With five NBA Championships, an Olympic gold medal and various MVP awards to his name, Earvin "Magic" Johnson will go down as one of the greatest basketball players of all time. But the former Laker may be remembered for his business skills as well as his signature hook shot.
Since retiring from basketball in 1991, Johnson has focused on building Magic Johnson Enterprises, a billion-dollar conglomerate he formed in 1987 that invests in a variety of companies and owns Burger King restaurants, health clubs and professional sports teams. From 1998 to 2010, Johnson's company owned more than 100 Starbucks stores.
The deal he struck with the former Starbucks CEO Howard Schultz "is what really stamped me as serious businessman," Johnson tells Maverick Carter in an episode of "Kneading Dough," presented by Uninterrupted. But the deal took work — and a bit of creativity.
Johnson wanted to bring Starbucks to the inner city, and he had to convince Schultz that his coffee shops would prosper there. His boardroom pitch wasn't enough to win Schultz over, so he changed his strategy and invited the CEO to one of the movie theaters he owned at the time.

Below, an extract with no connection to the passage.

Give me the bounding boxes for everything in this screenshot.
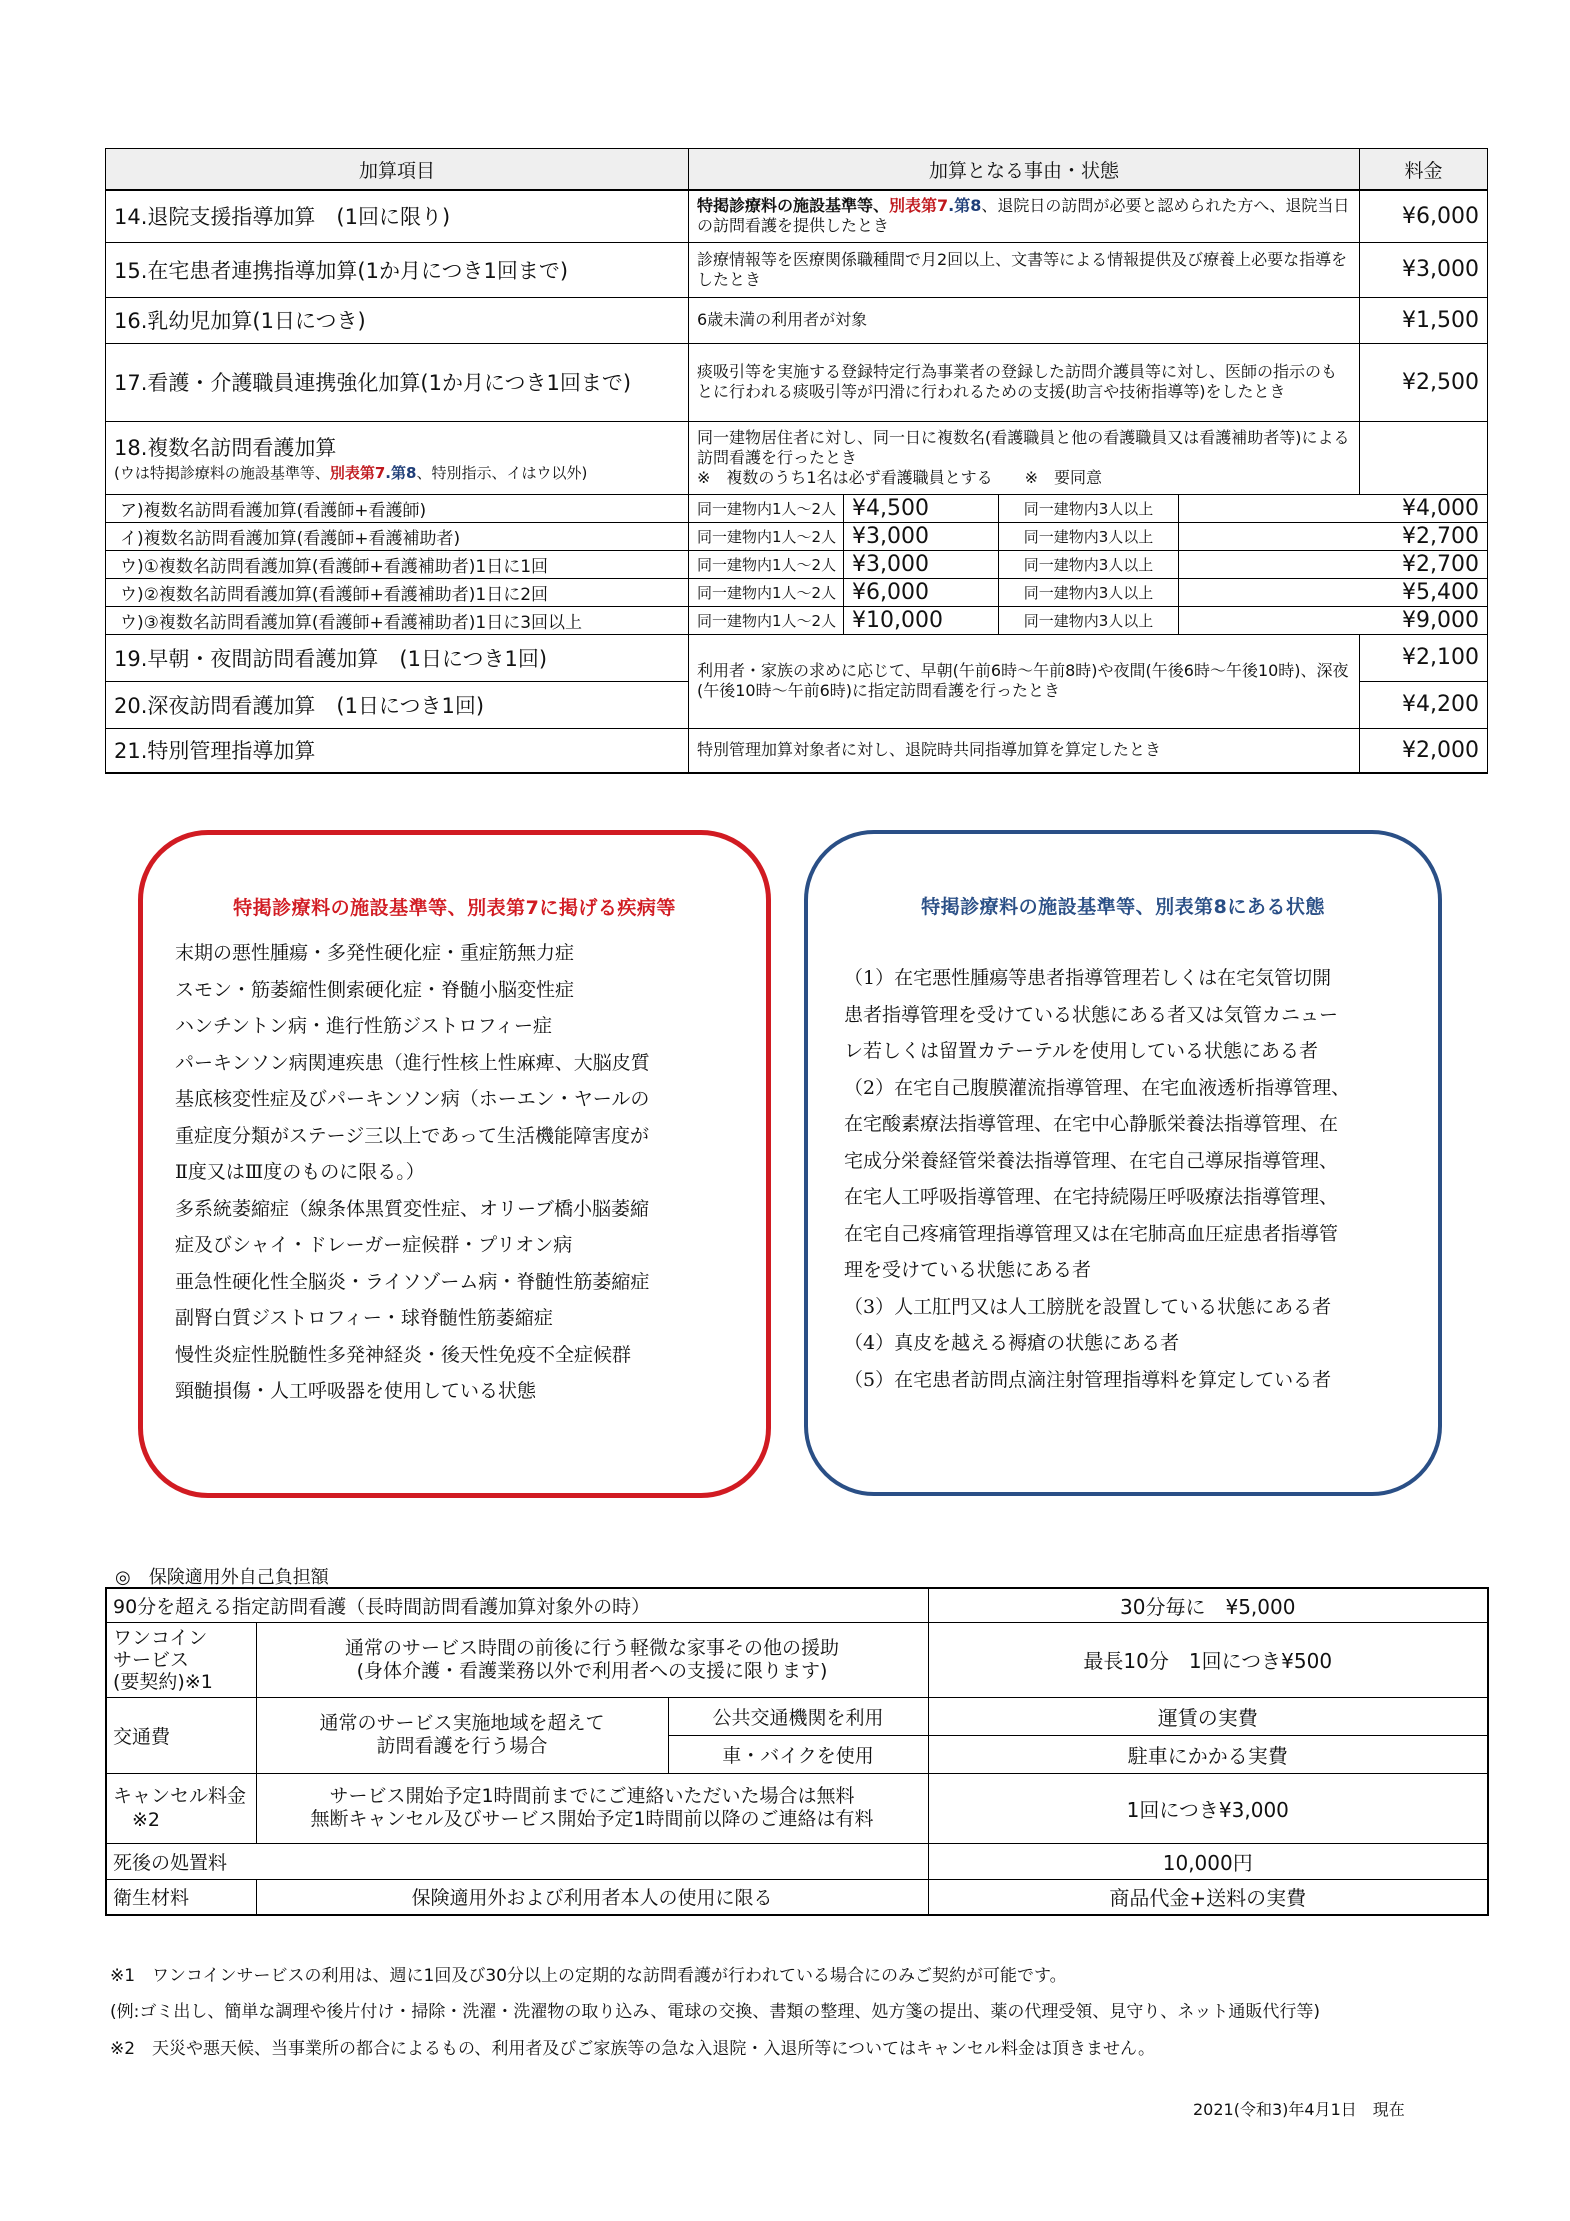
row-label: 90分を超える指定訪問看護（長時間訪問看護加算対象外の時） (106, 1588, 928, 1622)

It happened to be opening night of "Waiting to Exhale" starring Whitney Houston and the theater was packed, Johnson recalled during a 2010 Wharton presentation: "Our biggest screen had 500 women inside. All of a sudden every woman thought she knew Whitney Houston personally and started talking to the screen. So Howard grabs me about 20 minutes in and says, 'Earvin, I never had a movie-going experience quite like this.'
"Guess what happened? That got me the deal."
The business partners created Urban Coffee Opportunities and, in 1998, the first UCO store opened in Ladera Heights, California.
"That deal changed everything," Johnson says on "Kneading Dough." "We built 125 stores. We made that deal happen and that's what really put me on a path of success. ... It showed everybody that I could drive ROI in urban America.
"When you think about African Americans now — over $1 trillion spending power — Latinos, over $1 trillion spending power, and moving even higher — there was nobody really building businesses and going after their disposable income. So my company was able to provide jobs and access to these retailers who were not coming in before, but now they hit a home run when we partnered and they came into the inner city."
The 1998 deal with Starbucks is what Johnson calls a "game-changing deal," and those are the only deals he's after these days.
"I don't want to do a regular deal," Johnson tells Carter, adding that everybody gets mad now when he passes on a partnership or business opportunity.
After all, the key to getting really rich is being selective with how you invest your money and waiting until the "game-changing deals" comes around, he says. It's something he's absorbed from working alongside the super rich: "You can learn a lot from billionaires. They say: The same amount of time it takes to make $1 million is the same amount of time to make $100 million."